As we get ourselves (and wallets) ready for the impending GST (Goods and Services Tax) come 1 April, the government has released the full list of sundry goods that will have the 6% tax added. But while many of us are concerned about the hike in prices, there are various items that are exempt from GST (or “zero rated”) – which means you can save some money by tweaking your shopping habits.

By looking through the long list of specified items (1,800 items to be exact), here’s what we know: the shelf life of an item can be used to determine if you’ll have to pay more for it. For example, tinned sardines will be subjected to the 6% tax whereas fresh fish will not.

Similarly, when it comes to fruits and vegetables, it’s often the preserved, dried or salted foods that will cost more. Fresh fruit and vegetables are mostly exempt. That’s why dried mushrooms will have GST added, while fresh mushrooms will not.

Unfortunately, this means that many store cupboard stables will have GST added: items like Milo, soy sauce and Maggi chilli sauce that Malaysians consume daily.

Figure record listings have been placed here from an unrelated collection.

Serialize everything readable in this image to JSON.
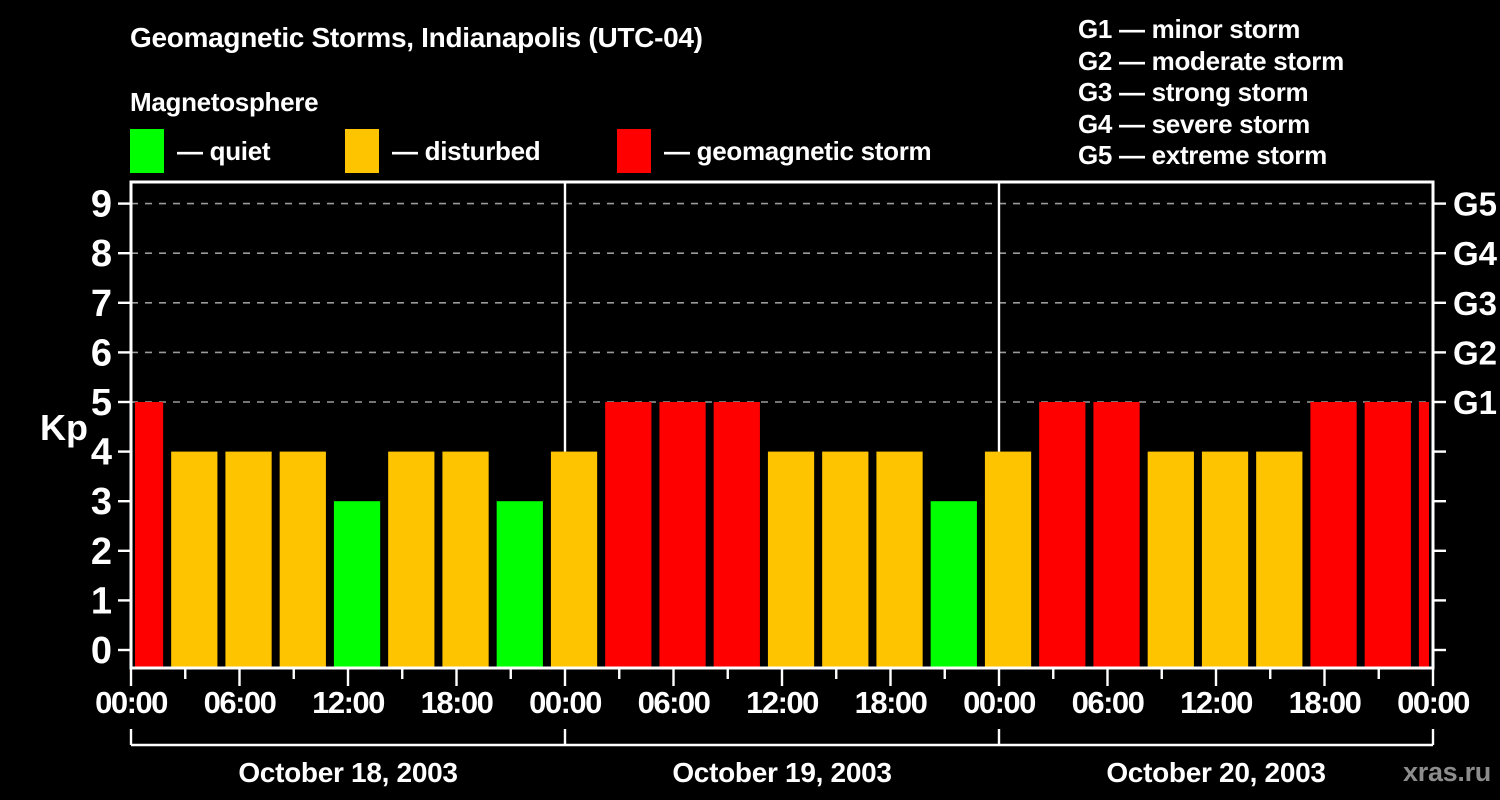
{
  "title": "Geomagnetic Storms, Indianapolis (UTC-04)",
  "subtitle": "Magnetosphere",
  "watermark": "xras.ru",
  "colors": {
    "quiet": "#00ff00",
    "disturbed": "#ffc400",
    "storm": "#ff0000",
    "axis": "#ffffff",
    "gridline": "#9a9a9a",
    "background": "#000000",
    "watermark": "#8c8c8c"
  },
  "legend": {
    "items": [
      {
        "state": "quiet",
        "color": "#00ff00",
        "label": "— quiet"
      },
      {
        "state": "disturbed",
        "color": "#ffc400",
        "label": "— disturbed"
      },
      {
        "state": "storm",
        "color": "#ff0000",
        "label": "— geomagnetic storm"
      }
    ]
  },
  "storm_scale_legend": [
    {
      "code": "G1",
      "name": "minor storm",
      "label": "G1 — minor storm"
    },
    {
      "code": "G2",
      "name": "moderate storm",
      "label": "G2 — moderate storm"
    },
    {
      "code": "G3",
      "name": "strong storm",
      "label": "G3 — strong storm"
    },
    {
      "code": "G4",
      "name": "severe storm",
      "label": "G4 — severe storm"
    },
    {
      "code": "G5",
      "name": "extreme storm",
      "label": "G5 — extreme storm"
    }
  ],
  "chart_data": {
    "type": "bar",
    "title": "Geomagnetic Storms, Indianapolis (UTC-04)",
    "ylabel": "Kp",
    "ylim": [
      -0.4,
      9.4
    ],
    "x_range_hours": [
      0,
      72
    ],
    "grid": "dashed horizontal at Kp 5-9",
    "legend_position": "top",
    "y_ticks": [
      {
        "value": 0,
        "label": "0"
      },
      {
        "value": 1,
        "label": "1"
      },
      {
        "value": 2,
        "label": "2"
      },
      {
        "value": 3,
        "label": "3"
      },
      {
        "value": 4,
        "label": "4"
      },
      {
        "value": 5,
        "label": "5"
      },
      {
        "value": 6,
        "label": "6"
      },
      {
        "value": 7,
        "label": "7"
      },
      {
        "value": 8,
        "label": "8"
      },
      {
        "value": 9,
        "label": "9"
      }
    ],
    "gridlines_kp": [
      5,
      6,
      7,
      8,
      9
    ],
    "right_axis": [
      {
        "kp": 5,
        "label": "G1"
      },
      {
        "kp": 6,
        "label": "G2"
      },
      {
        "kp": 7,
        "label": "G3"
      },
      {
        "kp": 8,
        "label": "G4"
      },
      {
        "kp": 9,
        "label": "G5"
      }
    ],
    "x_ticks": [
      {
        "hour": 0,
        "label": "00:00"
      },
      {
        "hour": 6,
        "label": "06:00"
      },
      {
        "hour": 12,
        "label": "12:00"
      },
      {
        "hour": 18,
        "label": "18:00"
      },
      {
        "hour": 24,
        "label": "00:00"
      },
      {
        "hour": 30,
        "label": "06:00"
      },
      {
        "hour": 36,
        "label": "12:00"
      },
      {
        "hour": 42,
        "label": "18:00"
      },
      {
        "hour": 48,
        "label": "00:00"
      },
      {
        "hour": 54,
        "label": "06:00"
      },
      {
        "hour": 60,
        "label": "12:00"
      },
      {
        "hour": 66,
        "label": "18:00"
      },
      {
        "hour": 72,
        "label": "00:00"
      }
    ],
    "x_minor_tick_hours": [
      3,
      9,
      15,
      21,
      27,
      33,
      39,
      45,
      51,
      57,
      63,
      69
    ],
    "day_boundaries_hours": [
      24,
      48
    ],
    "days": [
      {
        "label": "October 18, 2003",
        "start_hour": 0,
        "end_hour": 24
      },
      {
        "label": "October 19, 2003",
        "start_hour": 24,
        "end_hour": 48
      },
      {
        "label": "October 20, 2003",
        "start_hour": 48,
        "end_hour": 72
      }
    ],
    "bars": [
      {
        "h0": 0,
        "h1": 2,
        "kp": 5,
        "state": "storm"
      },
      {
        "h0": 2,
        "h1": 5,
        "kp": 4,
        "state": "disturbed"
      },
      {
        "h0": 5,
        "h1": 8,
        "kp": 4,
        "state": "disturbed"
      },
      {
        "h0": 8,
        "h1": 11,
        "kp": 4,
        "state": "disturbed"
      },
      {
        "h0": 11,
        "h1": 14,
        "kp": 3,
        "state": "quiet"
      },
      {
        "h0": 14,
        "h1": 17,
        "kp": 4,
        "state": "disturbed"
      },
      {
        "h0": 17,
        "h1": 20,
        "kp": 4,
        "state": "disturbed"
      },
      {
        "h0": 20,
        "h1": 23,
        "kp": 3,
        "state": "quiet"
      },
      {
        "h0": 23,
        "h1": 26,
        "kp": 4,
        "state": "disturbed"
      },
      {
        "h0": 26,
        "h1": 29,
        "kp": 5,
        "state": "storm"
      },
      {
        "h0": 29,
        "h1": 32,
        "kp": 5,
        "state": "storm"
      },
      {
        "h0": 32,
        "h1": 35,
        "kp": 5,
        "state": "storm"
      },
      {
        "h0": 35,
        "h1": 38,
        "kp": 4,
        "state": "disturbed"
      },
      {
        "h0": 38,
        "h1": 41,
        "kp": 4,
        "state": "disturbed"
      },
      {
        "h0": 41,
        "h1": 44,
        "kp": 4,
        "state": "disturbed"
      },
      {
        "h0": 44,
        "h1": 47,
        "kp": 3,
        "state": "quiet"
      },
      {
        "h0": 47,
        "h1": 50,
        "kp": 4,
        "state": "disturbed"
      },
      {
        "h0": 50,
        "h1": 53,
        "kp": 5,
        "state": "storm"
      },
      {
        "h0": 53,
        "h1": 56,
        "kp": 5,
        "state": "storm"
      },
      {
        "h0": 56,
        "h1": 59,
        "kp": 4,
        "state": "disturbed"
      },
      {
        "h0": 59,
        "h1": 62,
        "kp": 4,
        "state": "disturbed"
      },
      {
        "h0": 62,
        "h1": 65,
        "kp": 4,
        "state": "disturbed"
      },
      {
        "h0": 65,
        "h1": 68,
        "kp": 5,
        "state": "storm"
      },
      {
        "h0": 68,
        "h1": 71,
        "kp": 5,
        "state": "storm"
      },
      {
        "h0": 71,
        "h1": 72,
        "kp": 5,
        "state": "storm"
      }
    ]
  }
}
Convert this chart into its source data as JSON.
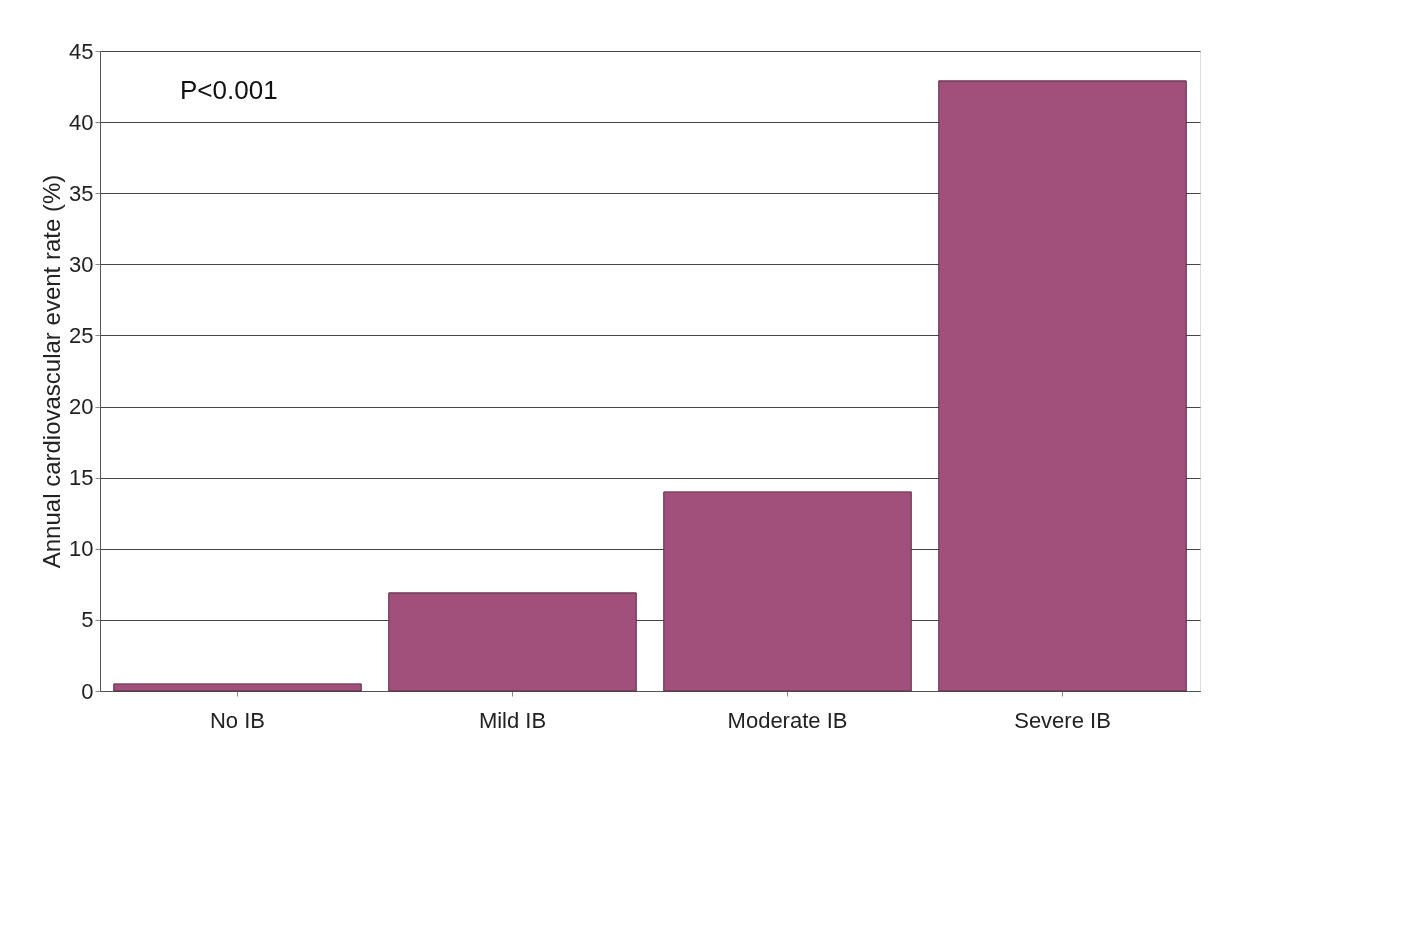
{
  "chart_data": {
    "type": "bar",
    "ylabel": "Annual cardiovascular event rate (%)",
    "categories": [
      "No IB",
      "Mild IB",
      "Moderate IB",
      "Severe IB"
    ],
    "values": [
      0.5,
      6.9,
      14,
      42.9
    ],
    "color": "#a0507a",
    "ylim": [
      0,
      45
    ],
    "yticks": [
      0,
      5,
      10,
      15,
      20,
      25,
      30,
      35,
      40,
      45
    ],
    "grid": "y",
    "annotations": [
      "P<0.001"
    ]
  }
}
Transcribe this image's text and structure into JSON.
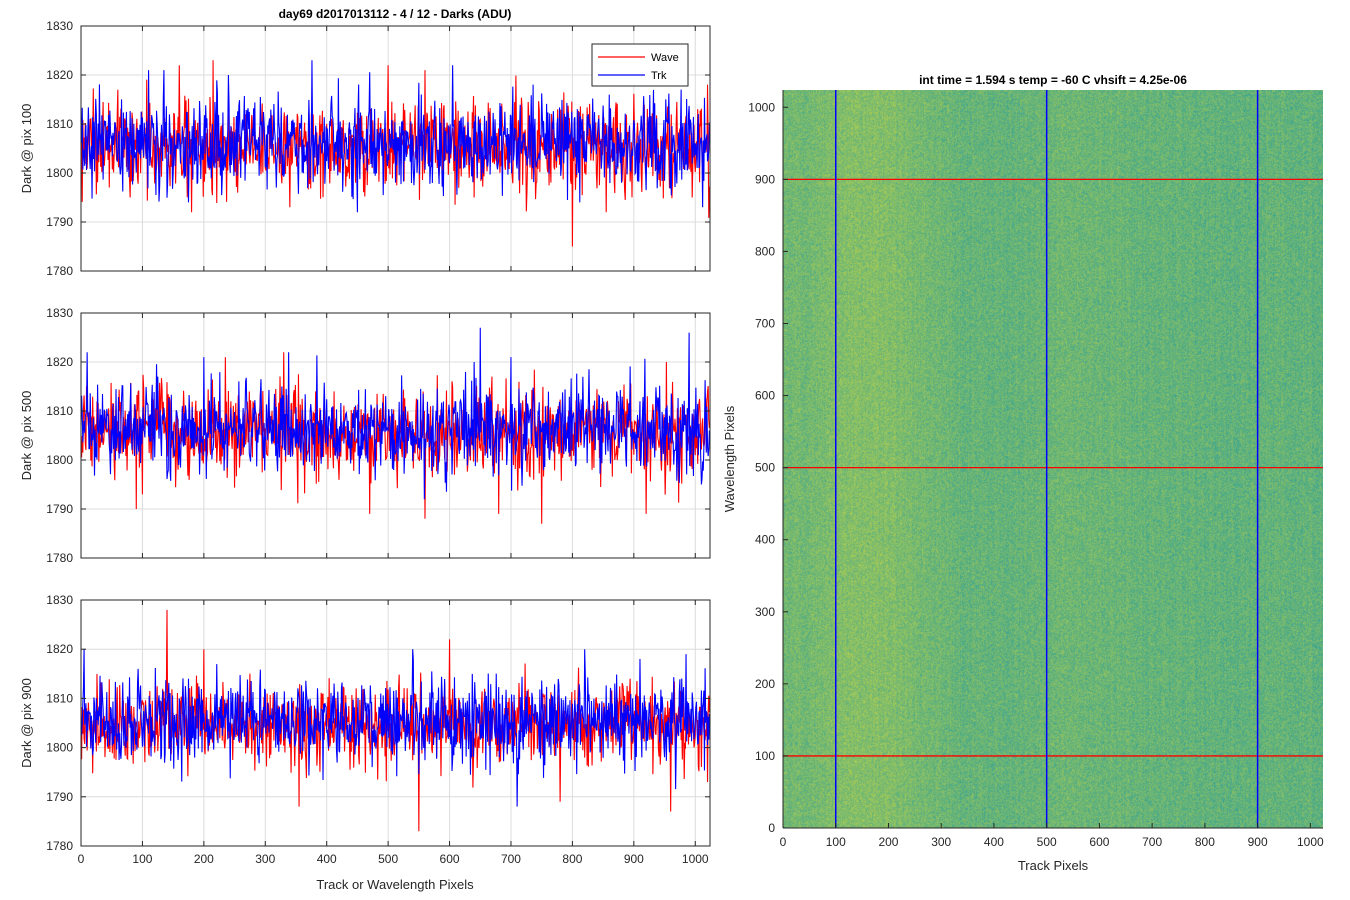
{
  "figure": {
    "title": "day69 d2017013112 - 4 / 12 - Darks (ADU)",
    "xlabel": "Track or Wavelength Pixels"
  },
  "colors": {
    "wave": "#ff0000",
    "trk": "#0000ff",
    "grid": "#dcdcdc",
    "axes": "#262626",
    "heatmap_low": "#1f9aa0",
    "heatmap_high": "#bcd24a"
  },
  "legend": {
    "wave_label": "Wave",
    "trk_label": "Trk",
    "placement": "top-right"
  },
  "chart_data": [
    {
      "type": "line",
      "ylabel": "Dark @ pix 100",
      "xlim": [
        0,
        1024
      ],
      "ylim": [
        1780,
        1830
      ],
      "xticks": [
        0,
        100,
        200,
        300,
        400,
        500,
        600,
        700,
        800,
        900,
        1000
      ],
      "yticks": [
        1780,
        1790,
        1800,
        1810,
        1820,
        1830
      ],
      "grid": true,
      "n_points": 1024,
      "series": [
        {
          "name": "Wave",
          "color": "#ff0000",
          "mean": 1805.5,
          "std": 4.5,
          "min": 1785,
          "max": 1823,
          "anchors": [
            [
              60,
              1817
            ],
            [
              80,
              1795
            ],
            [
              160,
              1822
            ],
            [
              180,
              1792
            ],
            [
              215,
              1823
            ],
            [
              255,
              1796
            ],
            [
              340,
              1793
            ],
            [
              500,
              1822
            ],
            [
              560,
              1821
            ],
            [
              640,
              1795
            ],
            [
              800,
              1785
            ],
            [
              855,
              1792
            ],
            [
              995,
              1795
            ],
            [
              1020,
              1818
            ]
          ]
        },
        {
          "name": "Trk",
          "color": "#0000ff",
          "mean": 1806,
          "std": 4.5,
          "min": 1792,
          "max": 1823,
          "anchors": [
            [
              110,
              1821
            ],
            [
              135,
              1821
            ],
            [
              175,
              1794
            ],
            [
              240,
              1820
            ],
            [
              260,
              1799
            ],
            [
              376,
              1823
            ],
            [
              450,
              1792
            ],
            [
              605,
              1822
            ],
            [
              860,
              1816
            ],
            [
              880,
              1798
            ],
            [
              1012,
              1793
            ]
          ]
        }
      ]
    },
    {
      "type": "line",
      "ylabel": "Dark @ pix 500",
      "xlim": [
        0,
        1024
      ],
      "ylim": [
        1780,
        1830
      ],
      "xticks": [
        0,
        100,
        200,
        300,
        400,
        500,
        600,
        700,
        800,
        900,
        1000
      ],
      "yticks": [
        1780,
        1790,
        1800,
        1810,
        1820,
        1830
      ],
      "grid": true,
      "n_points": 1024,
      "series": [
        {
          "name": "Wave",
          "color": "#ff0000",
          "mean": 1805.5,
          "std": 4.5,
          "min": 1787,
          "max": 1822,
          "anchors": [
            [
              90,
              1790
            ],
            [
              235,
              1821
            ],
            [
              330,
              1822
            ],
            [
              470,
              1789
            ],
            [
              560,
              1788
            ],
            [
              680,
              1789
            ],
            [
              750,
              1787
            ],
            [
              920,
              1789
            ],
            [
              1020,
              1814
            ]
          ]
        },
        {
          "name": "Trk",
          "color": "#0000ff",
          "mean": 1806.5,
          "std": 4.5,
          "min": 1790,
          "max": 1827,
          "anchors": [
            [
              10,
              1822
            ],
            [
              200,
              1821
            ],
            [
              338,
              1822
            ],
            [
              640,
              1820
            ],
            [
              650,
              1827
            ],
            [
              700,
              1821
            ],
            [
              990,
              1826
            ],
            [
              1010,
              1795
            ]
          ]
        }
      ]
    },
    {
      "type": "line",
      "ylabel": "Dark @ pix 900",
      "xlim": [
        0,
        1024
      ],
      "ylim": [
        1780,
        1830
      ],
      "xticks": [
        0,
        100,
        200,
        300,
        400,
        500,
        600,
        700,
        800,
        900,
        1000
      ],
      "yticks": [
        1780,
        1790,
        1800,
        1810,
        1820,
        1830
      ],
      "grid": true,
      "n_points": 1024,
      "series": [
        {
          "name": "Wave",
          "color": "#ff0000",
          "mean": 1804.5,
          "std": 4.2,
          "min": 1783,
          "max": 1828,
          "anchors": [
            [
              140,
              1828
            ],
            [
              200,
              1820
            ],
            [
              355,
              1788
            ],
            [
              550,
              1783
            ],
            [
              600,
              1822
            ],
            [
              780,
              1789
            ],
            [
              960,
              1787
            ],
            [
              1020,
              1793
            ]
          ]
        },
        {
          "name": "Trk",
          "color": "#0000ff",
          "mean": 1805.5,
          "std": 4.2,
          "min": 1788,
          "max": 1820,
          "anchors": [
            [
              5,
              1820
            ],
            [
              270,
              1800
            ],
            [
              540,
              1820
            ],
            [
              710,
              1788
            ],
            [
              820,
              1820
            ],
            [
              985,
              1819
            ]
          ]
        }
      ]
    },
    {
      "type": "heatmap",
      "title": "int time = 1.594 s   temp = -60 C   vhsift = 4.25e-06",
      "xlabel": "Track Pixels",
      "ylabel": "Wavelength Pixels",
      "xlim": [
        0,
        1024
      ],
      "ylim": [
        0,
        1024
      ],
      "xticks": [
        0,
        100,
        200,
        300,
        400,
        500,
        600,
        700,
        800,
        900,
        1000
      ],
      "yticks": [
        0,
        100,
        200,
        300,
        400,
        500,
        600,
        700,
        800,
        900,
        1000
      ],
      "colormap": "parula",
      "value_range": "approx. 1790-1825 ADU",
      "column_brightness_profile": [
        [
          0,
          0.55
        ],
        [
          60,
          0.6
        ],
        [
          110,
          0.72
        ],
        [
          170,
          0.78
        ],
        [
          260,
          0.62
        ],
        [
          340,
          0.42
        ],
        [
          420,
          0.4
        ],
        [
          500,
          0.45
        ],
        [
          520,
          0.52
        ],
        [
          600,
          0.5
        ],
        [
          680,
          0.42
        ],
        [
          760,
          0.4
        ],
        [
          840,
          0.36
        ],
        [
          920,
          0.4
        ],
        [
          1024,
          0.38
        ]
      ],
      "row_markers": {
        "color": "#ff0000",
        "values": [
          100,
          500,
          900
        ]
      },
      "column_markers": {
        "color": "#0000ff",
        "values": [
          100,
          500,
          900
        ]
      }
    }
  ]
}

However, even with dried food products, there are exceptions: for example, black instant coffee powder is exempt from GST, but the 2-in1 or 3-in-1 type of coffee will have GST added. Similarly, 2-in-1 and 3-in-1 powdered tea will also be slapped with the tax, whereas tea bags will remain exempt.

In a few cases, a minor difference will determine whether or not food is taxed with GST. For example, marinated raw chicken will have GST added – but raw chicken without marinade will be zero rated. Caster sugar will be taxed, but fine granulated sugar won’t be. GST will be added to sandwiches, but not bread.

So, to sum it up: if you want to save some ringgit and sens, marinade your own chicken, brew your own coffee and make your own sandwiches.

For the full list, check out the handbook jointly published by the Royal Malaysian Customs Department and the Finance Ministry. The remaining 8,200 items will soon be added to complete a 10,000-item list for registered traders.